Interview de Fouzi Lekjaa, président de la Fédération royale marocaine de football
Le président de la Fédération royale marocaine de football et membre du Conseil de la FIFA, Fouzi Lekjaa, est un grand partisan du projet d’une Coupe du Monde tous les deux ans. Dans cet entretien, le dirigeant explique son choix et liste les multiples bénéfices que cela apporterait au continent africain.
Sport-24 : Lors de la 71e assemblée de la FIFA, tenue le vendredi 21 mai 2021, vous aviez défendu l’idée d’une Coupe du Monde tous les deux ans. Pourquoi?
Fouzi Lekjaa: Une Coupe du Monde disputée tous les deux ans, au lieu de quatre, donnerait davantage d’opportunités aux équipes africaines de progresser en affrontant les meilleures sélections du monde. Ce changement permettrait aussi aux joueurs africains les plus talentueux de progresser et de briller sur la scène internationale. Seules huit équipes ont gagné la Coupe du Monde, et la plupart des participants sont toujours les mêmes. Nous devons faire de la Coupe du Monde une compétition plus inclusive, d’une part en augmentant le nombre de participants, ce qui est déjà acté, mais aussi en augmentant sa fréquence.
Quel est l’intérêt pour l’équipe nationale?
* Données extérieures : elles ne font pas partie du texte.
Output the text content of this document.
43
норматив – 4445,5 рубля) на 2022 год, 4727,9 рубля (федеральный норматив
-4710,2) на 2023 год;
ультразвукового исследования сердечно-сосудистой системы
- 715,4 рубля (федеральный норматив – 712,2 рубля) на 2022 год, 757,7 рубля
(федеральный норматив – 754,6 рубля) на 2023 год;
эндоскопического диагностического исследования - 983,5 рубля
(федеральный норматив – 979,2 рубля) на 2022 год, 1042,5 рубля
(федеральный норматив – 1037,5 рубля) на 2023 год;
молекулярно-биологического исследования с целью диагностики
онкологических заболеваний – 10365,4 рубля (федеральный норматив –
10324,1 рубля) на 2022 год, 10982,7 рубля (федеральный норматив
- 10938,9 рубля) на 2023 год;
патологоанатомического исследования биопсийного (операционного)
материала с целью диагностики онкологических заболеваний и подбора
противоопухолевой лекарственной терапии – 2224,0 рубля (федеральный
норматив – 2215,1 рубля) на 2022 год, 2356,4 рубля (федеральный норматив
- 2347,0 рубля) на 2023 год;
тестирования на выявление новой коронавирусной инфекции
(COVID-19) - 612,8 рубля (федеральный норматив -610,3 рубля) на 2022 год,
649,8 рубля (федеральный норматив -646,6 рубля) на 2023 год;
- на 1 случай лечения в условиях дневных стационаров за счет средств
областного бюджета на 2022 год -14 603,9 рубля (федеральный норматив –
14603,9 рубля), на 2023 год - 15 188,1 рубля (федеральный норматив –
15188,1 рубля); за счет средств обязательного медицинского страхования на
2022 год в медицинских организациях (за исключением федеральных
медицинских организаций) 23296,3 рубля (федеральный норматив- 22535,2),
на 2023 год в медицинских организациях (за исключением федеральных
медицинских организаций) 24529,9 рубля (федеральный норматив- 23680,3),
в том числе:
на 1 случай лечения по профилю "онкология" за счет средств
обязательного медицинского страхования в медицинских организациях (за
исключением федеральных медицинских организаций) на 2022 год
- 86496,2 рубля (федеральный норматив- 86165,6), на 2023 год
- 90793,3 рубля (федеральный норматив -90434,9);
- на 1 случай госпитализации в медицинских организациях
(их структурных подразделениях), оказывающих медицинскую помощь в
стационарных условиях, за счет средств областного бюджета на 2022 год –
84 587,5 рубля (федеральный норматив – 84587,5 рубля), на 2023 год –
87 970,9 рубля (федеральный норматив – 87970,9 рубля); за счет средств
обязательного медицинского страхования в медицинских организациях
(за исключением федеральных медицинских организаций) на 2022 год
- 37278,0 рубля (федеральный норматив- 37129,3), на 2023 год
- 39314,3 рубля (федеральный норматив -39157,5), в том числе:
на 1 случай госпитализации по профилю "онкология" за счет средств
Le Maroc est une grande nation de football mais, en près de 100 ans d’existence de la Coupe du Monde, nous n’y avons participé qu’à cinq reprises. Ce n’est pas seulement dû à l’extrême difficulté des qualifications, c’est surtout à cause de la périodicité de cette compétition.
Ce choix ne risque-t-il pas de faire perdre au Mondial son attractivité?
Ce qui fait un grand tournoi, c’est sa qualité et ce qu’il représente, pas sa rareté. Dans tous les sports, y compris dans le football, de grandes compétitions se jouent tous les ans ou tous les deux ans (comme la Coupe d’Afrique des Nations) et elles n’en sont pas moins dénuées d’intérêt, les fans ne s’en lassent pas pour autant. La Coupe du Monde restera une superbe compétition tout en devenant plus démocratique et en donnant aux nations les moins développées l’occasion de participer et de progresser.
Nous avons vu une ou deux voix européennes, notamment de l’UEFA, s’opposer à cette idée. Qu’en pensez vous ?
J’avoue avoir été extrêmement déçu par certaines réactions sur ce sujet. Le calendrier des matchs internationaux n’est pas encore déterminé après 2024, tout le monde devrait donc s’asseoir et débattre des meilleures solutions pour chacun, pas juste pour les plus privilégiés, ceux qui détiennent toutes les ressources et voient l’Afrique et les autres continents comme des personnes de classe inférieure avec qui il faut se débrouiller. C’est facile de faire des slogans et des campagnes contre le racisme et la discrimination, mais ce que l’Afrique veut, ce sont des actions concrètes et de la bonne volonté, pas des postures arrogantes, autocrates et discriminatoires, ni le refus du débat d’idées. Un mois de plus tous les quatre ans. Nous ne demandons pas l’impossible.
Ceux qui sont contre la Coupe du monde tous les deux ans sont en fait des égoïstes, car ils discriminent des milliards de personnes uniquement pour protéger leurs propres intérêts commerciaux. Ils devraient soutenir la possibilité de donner de l’espoir aux centaines de millions de personnes qui peuplent notre continent.
Ces quelques fédérations peuvent-elles stopper cette proposition?
La FIFA est désormais une organisation démocratique et l’Europe nous apprend à respecter l’opinion de la majorité dans un véritable esprit démocratique. Nous espérons donc que tout le monde en Europe respecte la démocratie. Heureusement, de nombreuses personnes et fédérations en Europe soutiennent cette idée.
D’ailleurs cette idée a été annoncée par Arsène Wenger, un des plus grand entraîneur du Vieux Continent…
Arsène Wenger est un homme qui réfléchit sur le football depuis des dizaines d’années, et pas seulement au niveau du terrain. Il mène des analyses et des recherches qui prouvent que le football est de plus en plus déséquilibré et que les personnes qui ne sont pas nées dans certaines des zones les plus privilégiées du monde n’ont pas les mêmes opportunités que d’autres. Il est irrationnel et absurde de critiquer cette proposition sans même réfléchir à ce qu’il se passe, ni à des façons d’endiguer et de renverser cette tendance. Le fait de disputer la Coupe du Monde tous les deux ans ne serait pas la solution miracle à tout ce qui ne va pas, mais ce serait, sans aucun doute, une contribution positive.